Die Erklärung von Sevilla

“Die neun Gebirgssysteme des Dolomiten-Welterbes sind einzigartige Gebirgslandschaften von außergewöhnlicher Schönheit. Ihre atemberaubenden, senkrecht emporragenden und im Mondlicht bleich leuchtenden Gipfel präsentieren sich in einer weltweit einzigartigen Formenvielfalt. Sie sind zudem auch für die Erdwissenschaften von großer Bedeutung. Auch die Vielfalt und Formenmannigfaltigkeit ihrer Karbonatformationen sucht weltweit ihresgleichen. Die großartigen geologischen Formationen ermöglichen einen tiefen Einblick in das Meeresleben der Trias, das nach dem größten Artensterben in der Erdgeschichte wieder neu entstanden ist. Die monumentalen und farbenprächtigen Berglandschaften der Dolomiten waren seit jeher das Ziel zahlreicher Reisenden und haben unzählige wissenschaftliche Arbeiten und Kunstwerke inspiriert”.

(UNESCO, Welterbe-Komitee – Sevilla (E) 26.06.2009)

Am 26. Juni 2009 hat die UNESCO die Dolomiten aufgrund ihrer landschaftlichen Schönheit sowie ihrer geologischen und geomorphologischen Bedeutung in die Liste der Welterbestätten der Menschheit aufgenommen. Jedes der neun Gebirgssysteme der UNESCO-Welterbestätte der Dolomiten zeichnet sich durch charakteristische Merkmale aus und ist einzigartig, aber alle stehen miteinander in einer sehr engen Beziehung. Nachdem sie in die Liste der UNESCO-Güter aufgenommen wurden, wurden sie zum Symbol eines weltweit einzigartigen Gebietes.

Das Dolomiten-Welterbe ist jedoch nicht eine zusammenhängende Gebirgsformation, sondern setzt sich aus neun verschiedenen Gebirgssystemen zusammen, die voneinander durch Täler, Flüsse und andere Berge getrennt sind. Die 142.000 ha des UNESCO-Welterbes sind ähnlich wie ein Archipel über das ganze, noch viel größere Territorium der Dolomiten verteilt und gehören verwaltungspolitisch gesehen zu fünf verschiedenen Provinzen, die sehr große Unterschiede sowohl in Hinblick auf ihre Rechts- als auch auf ihre Verwaltungsordnung aufweisen.
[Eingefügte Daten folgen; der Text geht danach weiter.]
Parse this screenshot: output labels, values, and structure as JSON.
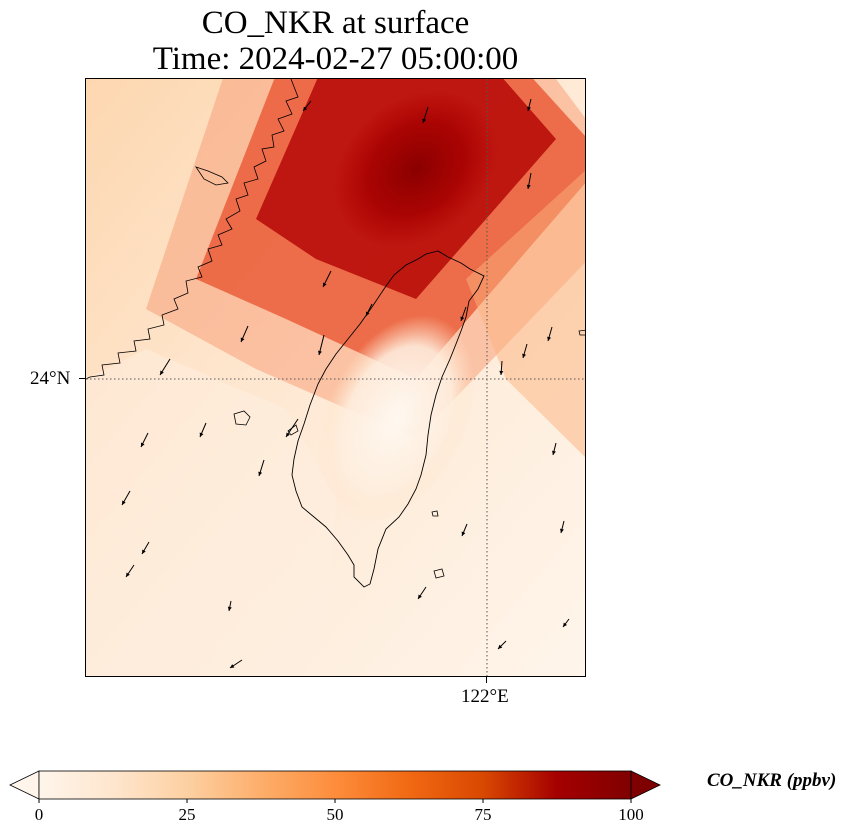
{
  "title": {
    "line1": "CO_NKR at surface",
    "line2": "Time: 2024-02-27 05:00:00"
  },
  "axes": {
    "lat_tick_label": "24°N",
    "lon_tick_label": "122°E",
    "gridlines": "dotted"
  },
  "colorbar": {
    "label": "CO_NKR (ppbv)",
    "ticks": [
      "0",
      "25",
      "50",
      "75",
      "100"
    ],
    "min": 0,
    "max": 100,
    "extend": "both",
    "colormap": [
      "#fff5eb",
      "#fee6ce",
      "#fdd0a2",
      "#fdae6b",
      "#fd8d3c",
      "#f16913",
      "#d94801",
      "#a50000",
      "#7f0000"
    ]
  },
  "map": {
    "field": "CO_NKR",
    "level": "surface",
    "vectors": "wind arrows"
  }
}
Am 13. Mai 2010 erfüllten die Provinzen (Belluno, Bozen, Pordenone, Trient, Udine) und Regionen (Friaul-Julisch Venetien und Veneto) der Welterbestätte eine wichtige Auflage der UNESCO und gründeten die Stiftung Dolomiti – Dolomiten – Dolomites – Dolomitis UNESCO, um eine effiziente und koordinierte Verwaltung des Dolomiten-Welterbes zu gewährleisten.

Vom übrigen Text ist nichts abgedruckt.